Embrace the challenges
The two main investment case studies that Manfredi focused on served to highlight the breadth of said opportunity: Manifattura, the €200 million redevelopment of a 100,000m2 former tobacco factory on the outskirts of Florence; and The Student Hotel, a mixed halls of residence and short-stay hotel concept headquartered in Amsterdam, in which Aermont owns a controlling stake.
“We recognise that hotels are changing and people are looking for something different: experiences, authenticity, uniqueness,” Manfredi explained. “And we like working with existing buildings – it’s a more sustainable approach, among other things. We need to understand the raw materials we’re working with – the location, the people who live there, the dynamics of the area – and create a concept around that, rather than bringing in a concept created elsewhere.
“By going through this process, you create something more authentic simply by being specific to the location. Also, purely from an investment point of view, if you do manage to bring out what the building has to offer, rather than imposing function or meaning, it costs less.”
Manfredi acknowledged that it was only after embracing the challenges and differences of Manifattura, from window sizes to ceiling heights, that the project truly began to take on form and meaning. The site incorporates restaurant, work, retail, cultural, hotel and residential spaces, with the team introducing concepts such as street food stalls to engage the surrounding citizenry. That idea of consolidating and building a community for hotel guests to discover upon arrival also applies to The Student Hotel, where guests and residents share amenities and public spaces.
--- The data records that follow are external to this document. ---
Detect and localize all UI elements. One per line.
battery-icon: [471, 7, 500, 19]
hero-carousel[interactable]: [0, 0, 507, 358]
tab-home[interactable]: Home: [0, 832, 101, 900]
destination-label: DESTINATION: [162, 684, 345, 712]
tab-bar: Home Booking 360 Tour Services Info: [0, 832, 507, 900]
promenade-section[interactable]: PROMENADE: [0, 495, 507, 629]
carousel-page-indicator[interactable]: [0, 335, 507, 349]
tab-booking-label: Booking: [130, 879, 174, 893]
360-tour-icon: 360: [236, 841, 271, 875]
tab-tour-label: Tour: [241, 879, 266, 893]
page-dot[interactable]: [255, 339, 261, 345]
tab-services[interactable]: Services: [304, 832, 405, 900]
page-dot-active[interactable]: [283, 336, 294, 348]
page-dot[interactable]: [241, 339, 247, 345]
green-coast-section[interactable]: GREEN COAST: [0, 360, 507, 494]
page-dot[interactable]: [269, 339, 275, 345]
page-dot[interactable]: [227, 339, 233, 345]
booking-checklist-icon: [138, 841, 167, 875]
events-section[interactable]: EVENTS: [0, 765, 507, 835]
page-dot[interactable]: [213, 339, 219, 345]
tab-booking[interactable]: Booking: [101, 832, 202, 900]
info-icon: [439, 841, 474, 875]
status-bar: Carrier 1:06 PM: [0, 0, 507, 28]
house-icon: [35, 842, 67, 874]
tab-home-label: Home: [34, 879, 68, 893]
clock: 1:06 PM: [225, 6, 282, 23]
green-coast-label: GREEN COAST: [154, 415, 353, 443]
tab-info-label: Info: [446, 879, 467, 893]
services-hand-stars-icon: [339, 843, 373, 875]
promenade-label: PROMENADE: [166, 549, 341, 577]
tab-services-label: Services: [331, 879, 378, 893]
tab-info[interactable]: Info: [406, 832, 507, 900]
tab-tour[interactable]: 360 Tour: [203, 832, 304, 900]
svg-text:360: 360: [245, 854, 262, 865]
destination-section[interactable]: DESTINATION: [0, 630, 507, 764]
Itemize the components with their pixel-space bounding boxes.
“We want to recycle whole buildings, and technology also lets us do incredible things in areas such as retrofitting and energy conservation, but these are elements that have been discussed to exhaustion,” said Manfredi. “One aspect that is less talked about, but more important than people realise, is social sustainability. We have to be very mindful of the risk of landing spaceships in places that don’t belong.
“Architects, operators, investors – we need to really focus on making sure whatever we do is sustainable within the social fabric of the location. The impact we make is huge, but we can dictate whether that impact is positive or negative. I encourage everyone to involve communities in how we design and utilise our hotels.”
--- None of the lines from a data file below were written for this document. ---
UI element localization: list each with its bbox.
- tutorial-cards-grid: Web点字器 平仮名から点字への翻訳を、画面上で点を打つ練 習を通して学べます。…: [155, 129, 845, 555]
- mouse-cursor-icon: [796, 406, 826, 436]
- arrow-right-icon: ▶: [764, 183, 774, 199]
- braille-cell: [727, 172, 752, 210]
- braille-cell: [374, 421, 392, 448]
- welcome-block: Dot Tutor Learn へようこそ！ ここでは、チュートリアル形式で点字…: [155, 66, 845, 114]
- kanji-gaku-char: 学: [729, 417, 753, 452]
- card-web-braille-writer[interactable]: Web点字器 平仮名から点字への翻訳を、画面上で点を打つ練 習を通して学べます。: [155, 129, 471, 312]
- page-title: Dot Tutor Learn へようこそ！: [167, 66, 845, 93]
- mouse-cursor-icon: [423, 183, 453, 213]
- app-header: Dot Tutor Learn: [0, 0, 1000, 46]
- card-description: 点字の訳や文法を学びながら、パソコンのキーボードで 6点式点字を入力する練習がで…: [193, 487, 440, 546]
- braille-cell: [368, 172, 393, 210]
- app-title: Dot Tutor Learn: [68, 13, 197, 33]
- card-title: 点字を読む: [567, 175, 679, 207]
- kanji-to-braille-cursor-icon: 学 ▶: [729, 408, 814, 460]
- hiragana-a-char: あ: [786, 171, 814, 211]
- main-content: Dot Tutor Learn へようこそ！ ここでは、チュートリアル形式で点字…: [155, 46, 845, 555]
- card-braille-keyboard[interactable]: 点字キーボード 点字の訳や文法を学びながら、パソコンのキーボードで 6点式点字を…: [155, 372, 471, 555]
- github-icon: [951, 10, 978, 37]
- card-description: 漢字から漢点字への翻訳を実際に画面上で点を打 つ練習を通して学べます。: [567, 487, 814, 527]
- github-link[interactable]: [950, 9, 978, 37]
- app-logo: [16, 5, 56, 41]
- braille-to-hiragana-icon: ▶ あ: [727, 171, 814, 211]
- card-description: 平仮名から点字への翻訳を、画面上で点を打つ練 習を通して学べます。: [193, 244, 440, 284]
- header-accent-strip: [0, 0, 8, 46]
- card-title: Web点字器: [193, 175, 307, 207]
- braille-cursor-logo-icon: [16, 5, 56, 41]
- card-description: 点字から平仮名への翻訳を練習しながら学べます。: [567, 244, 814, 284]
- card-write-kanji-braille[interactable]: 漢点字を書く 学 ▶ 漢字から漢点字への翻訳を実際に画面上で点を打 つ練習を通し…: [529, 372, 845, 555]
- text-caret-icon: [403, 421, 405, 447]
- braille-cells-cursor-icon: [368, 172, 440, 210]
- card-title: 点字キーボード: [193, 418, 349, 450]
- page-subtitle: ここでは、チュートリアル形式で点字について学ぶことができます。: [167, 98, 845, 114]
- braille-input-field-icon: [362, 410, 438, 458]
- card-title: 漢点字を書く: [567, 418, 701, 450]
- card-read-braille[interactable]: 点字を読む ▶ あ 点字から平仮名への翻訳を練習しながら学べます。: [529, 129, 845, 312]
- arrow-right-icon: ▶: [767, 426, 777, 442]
It was a point Gilbert agreed with, though he believed that for designers, such aspirations were not always backed up with actions. “You still see a lot of furniture showrooms,” he lamented.
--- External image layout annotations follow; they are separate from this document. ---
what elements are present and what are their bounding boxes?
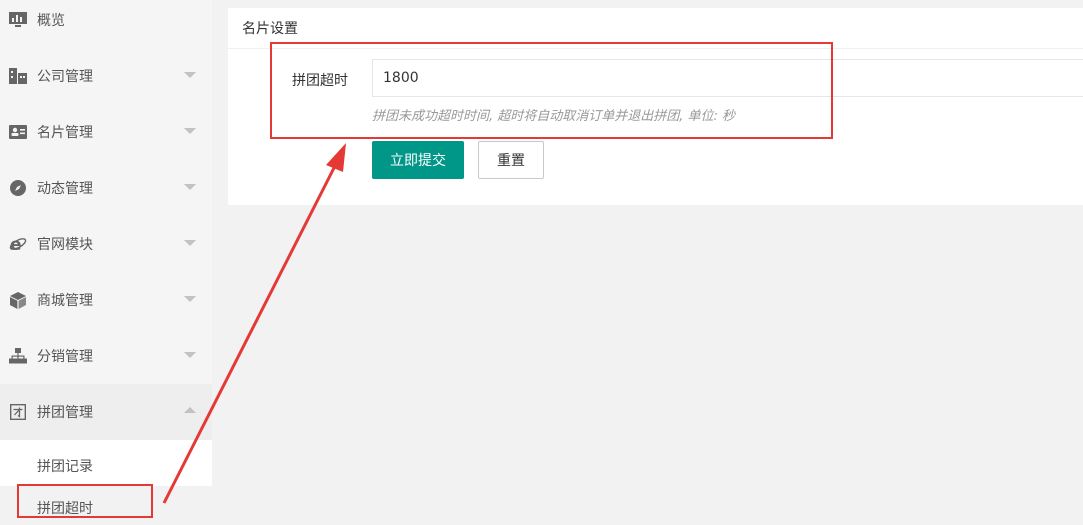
sidebar-item-overview[interactable]: 概览 bbox=[0, 0, 212, 48]
groupbuy-submenu: 拼团记录 拼团超时 bbox=[0, 440, 212, 525]
chevron-down-icon bbox=[184, 184, 196, 190]
sidebar-item-label: 名片管理 bbox=[37, 125, 93, 141]
chevron-down-icon bbox=[184, 72, 196, 78]
chevron-up-icon bbox=[184, 407, 196, 413]
sitemap-icon bbox=[9, 347, 27, 365]
ie-icon: e bbox=[9, 235, 27, 253]
card-icon bbox=[9, 123, 27, 141]
sidebar-item-label: 官网模块 bbox=[37, 237, 93, 253]
cube-icon bbox=[9, 291, 27, 309]
submenu-item-groupbuy-timeout[interactable]: 拼团超时 bbox=[0, 486, 212, 525]
building-icon bbox=[9, 67, 27, 85]
group-icon bbox=[9, 403, 27, 421]
sidebar-item-website[interactable]: e 官网模块 bbox=[0, 216, 212, 272]
sidebar-item-feed[interactable]: 动态管理 bbox=[0, 160, 212, 216]
timeout-input[interactable] bbox=[372, 59, 1083, 97]
settings-card: 名片设置 拼团超时 拼团未成功超时时间, 超时将自动取消订单并退出拼团, 单位:… bbox=[228, 8, 1083, 205]
sidebar-item-label: 概览 bbox=[37, 13, 65, 29]
sidebar-item-distribution[interactable]: 分销管理 bbox=[0, 328, 212, 384]
reset-button[interactable]: 重置 bbox=[478, 141, 544, 179]
chart-icon bbox=[9, 11, 27, 29]
timeout-field-label: 拼团超时 bbox=[292, 73, 348, 89]
chevron-down-icon bbox=[184, 352, 196, 358]
submenu-item-label: 拼团超时 bbox=[37, 501, 93, 517]
sidebar-item-label: 分销管理 bbox=[37, 349, 93, 365]
sidebar-item-label: 公司管理 bbox=[37, 69, 93, 85]
compass-icon bbox=[9, 179, 27, 197]
sidebar-item-label: 商城管理 bbox=[37, 293, 93, 309]
submenu-item-groupbuy-records[interactable]: 拼团记录 bbox=[0, 444, 212, 488]
chevron-down-icon bbox=[184, 240, 196, 246]
chevron-down-icon bbox=[184, 128, 196, 134]
sidebar-item-label: 动态管理 bbox=[37, 181, 93, 197]
sidebar: 概览 公司管理 名片管理 动态管理 e 官网模块 商城管理 分销管理 拼团管理 … bbox=[0, 0, 212, 525]
sidebar-item-groupbuy[interactable]: 拼团管理 bbox=[0, 384, 212, 440]
sidebar-item-label: 拼团管理 bbox=[37, 405, 93, 421]
submit-button[interactable]: 立即提交 bbox=[372, 141, 464, 179]
sidebar-item-company[interactable]: 公司管理 bbox=[0, 48, 212, 104]
submenu-item-label: 拼团记录 bbox=[37, 459, 93, 475]
chevron-down-icon bbox=[184, 296, 196, 302]
card-title: 名片设置 bbox=[228, 8, 1083, 49]
sidebar-item-mall[interactable]: 商城管理 bbox=[0, 272, 212, 328]
sidebar-item-cards[interactable]: 名片管理 bbox=[0, 104, 212, 160]
timeout-hint: 拼团未成功超时时间, 超时将自动取消订单并退出拼团, 单位: 秒 bbox=[372, 109, 736, 124]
“That’s all too often down to operators rather than designers,” countered Moren.
“It’s a combination,” Gilbert allowed. “Often, designers only show a superficial understanding of the social fabric, but some brand-owners are certainly too stringent on brand standardisation: ‘This is how we do things.’ You won’t survive long term taking that approach any more.”
It was a fitting note on which to close. After all, sustainability does not only apply to environmental concerns, but also business practises and strategy. Those that fail to recognise the significance of changes regarding responsible development and operations risk imminent extinction.